Bitcoin Analogy
Bitcoin is a cryptocurrency based on a blockchain. Each peer in the network houses, audits, and updates a complete copy of the UTXO database (Unspent Transaction Output). To recreate a system of this nature within Tendermint, the Tendermint Core would abstract away the following functionality:
- Synchronization of transactions and blocks across all nodes
- Ensuring canonical and immutable order of the transactions
- Read and create operations across the UTXO database (in blockchain there are no deletions or updates – transactions are immutable)
- Validating signatures for transactions
- Preventing double-spend and spending non-existent coins
- Servicing UTXO queries from clients
The application would then use a custom implementation of the underlying ABCI to handle remaining functions needed to round out use of the Tendermint Core, via message types exposed by the ABCI (DeliverTx, CheckTx and Commit). That would look as follows:
- Every transaction in the blockchain is delivered via DeliverTx, and the application would need to validate each DeliverTx message, looking at the cryptographic credentials, protocol and state. Once validated, the application would need to update the state of the UTXO database.
- To streamline validation, all DeliverTx messages can be vetted through the CheckTx message type. Tendermint Core handles comparing the supplied transaction against the mempool and relaying it to peers when applicable.

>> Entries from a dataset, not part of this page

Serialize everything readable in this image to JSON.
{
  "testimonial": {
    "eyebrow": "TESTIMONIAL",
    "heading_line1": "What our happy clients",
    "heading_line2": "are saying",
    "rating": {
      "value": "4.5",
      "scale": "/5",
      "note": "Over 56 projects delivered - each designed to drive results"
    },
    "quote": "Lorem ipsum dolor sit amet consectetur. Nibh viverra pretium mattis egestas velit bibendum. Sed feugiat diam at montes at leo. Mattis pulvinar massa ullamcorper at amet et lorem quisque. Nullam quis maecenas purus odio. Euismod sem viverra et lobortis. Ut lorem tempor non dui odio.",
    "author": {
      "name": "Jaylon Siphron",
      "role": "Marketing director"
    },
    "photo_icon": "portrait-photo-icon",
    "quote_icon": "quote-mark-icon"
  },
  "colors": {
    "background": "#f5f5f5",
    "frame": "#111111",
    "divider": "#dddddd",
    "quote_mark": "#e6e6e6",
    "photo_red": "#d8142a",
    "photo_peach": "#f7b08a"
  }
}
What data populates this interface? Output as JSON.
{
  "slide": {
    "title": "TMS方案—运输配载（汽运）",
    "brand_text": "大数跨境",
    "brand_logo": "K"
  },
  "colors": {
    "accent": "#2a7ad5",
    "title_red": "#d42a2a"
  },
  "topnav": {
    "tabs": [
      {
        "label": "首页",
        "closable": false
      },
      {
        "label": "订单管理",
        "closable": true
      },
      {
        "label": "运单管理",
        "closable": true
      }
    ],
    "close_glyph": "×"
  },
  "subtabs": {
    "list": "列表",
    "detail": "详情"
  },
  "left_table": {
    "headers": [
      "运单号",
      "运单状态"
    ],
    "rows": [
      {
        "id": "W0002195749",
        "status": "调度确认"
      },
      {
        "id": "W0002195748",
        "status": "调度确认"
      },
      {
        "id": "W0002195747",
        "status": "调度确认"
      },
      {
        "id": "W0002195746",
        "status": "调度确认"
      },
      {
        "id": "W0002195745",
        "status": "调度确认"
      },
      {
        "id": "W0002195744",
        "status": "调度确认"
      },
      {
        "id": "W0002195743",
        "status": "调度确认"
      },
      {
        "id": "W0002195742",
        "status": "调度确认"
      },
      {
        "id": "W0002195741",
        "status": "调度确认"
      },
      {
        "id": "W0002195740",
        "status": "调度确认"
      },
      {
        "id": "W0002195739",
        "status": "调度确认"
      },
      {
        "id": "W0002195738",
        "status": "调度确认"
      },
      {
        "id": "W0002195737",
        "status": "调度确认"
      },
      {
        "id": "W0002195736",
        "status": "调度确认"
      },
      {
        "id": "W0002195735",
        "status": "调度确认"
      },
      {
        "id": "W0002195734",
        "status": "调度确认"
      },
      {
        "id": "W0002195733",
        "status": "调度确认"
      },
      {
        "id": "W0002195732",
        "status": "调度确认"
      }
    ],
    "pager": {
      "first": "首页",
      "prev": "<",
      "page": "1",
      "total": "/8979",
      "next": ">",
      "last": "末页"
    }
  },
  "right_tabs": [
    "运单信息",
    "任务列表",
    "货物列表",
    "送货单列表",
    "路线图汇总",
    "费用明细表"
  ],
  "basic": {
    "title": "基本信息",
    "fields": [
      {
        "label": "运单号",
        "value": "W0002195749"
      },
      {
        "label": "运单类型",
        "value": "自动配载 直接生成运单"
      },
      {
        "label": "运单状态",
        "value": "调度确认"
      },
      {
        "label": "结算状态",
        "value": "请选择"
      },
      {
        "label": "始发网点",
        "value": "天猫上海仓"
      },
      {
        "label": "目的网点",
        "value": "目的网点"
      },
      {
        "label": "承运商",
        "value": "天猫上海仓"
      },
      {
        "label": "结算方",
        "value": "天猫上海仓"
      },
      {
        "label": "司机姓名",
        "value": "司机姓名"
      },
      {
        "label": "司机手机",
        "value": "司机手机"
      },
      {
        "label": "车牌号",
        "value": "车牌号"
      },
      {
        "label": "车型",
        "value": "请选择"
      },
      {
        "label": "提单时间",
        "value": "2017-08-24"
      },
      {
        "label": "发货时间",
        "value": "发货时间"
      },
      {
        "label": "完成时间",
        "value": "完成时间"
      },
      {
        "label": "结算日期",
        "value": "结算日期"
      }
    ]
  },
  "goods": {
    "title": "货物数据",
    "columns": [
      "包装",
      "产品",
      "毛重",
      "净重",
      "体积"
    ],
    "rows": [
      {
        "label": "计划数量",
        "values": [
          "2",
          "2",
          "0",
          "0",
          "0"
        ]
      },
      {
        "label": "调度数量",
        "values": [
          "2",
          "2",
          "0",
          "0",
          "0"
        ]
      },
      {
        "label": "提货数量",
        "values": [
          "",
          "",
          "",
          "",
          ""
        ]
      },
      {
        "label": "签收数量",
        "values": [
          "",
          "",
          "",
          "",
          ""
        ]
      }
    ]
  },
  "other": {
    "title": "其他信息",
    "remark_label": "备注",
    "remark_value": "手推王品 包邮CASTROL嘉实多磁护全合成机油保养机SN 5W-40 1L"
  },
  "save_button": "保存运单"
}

- Once a delivered message is checked and validated, it can be committed using the Commit message type. Commit leans on the Core to generate a satisfactory and properly encrypted update to the applications state, placed into the next block of the chain, and synchronized across all the nodes. If there are any inconsistencies, they will surface as forks in the blockchain, and consensus is baked into the ABCI.
- By default, Tendermint maintains 3 ABCI sockets: one for validation, one for consensus, and one to service queries. The largest concern for the consuming application is to design message handlers in the right way, but Tendermint provides a core and API, leaving the finesse of the actual implementation to the consuming application.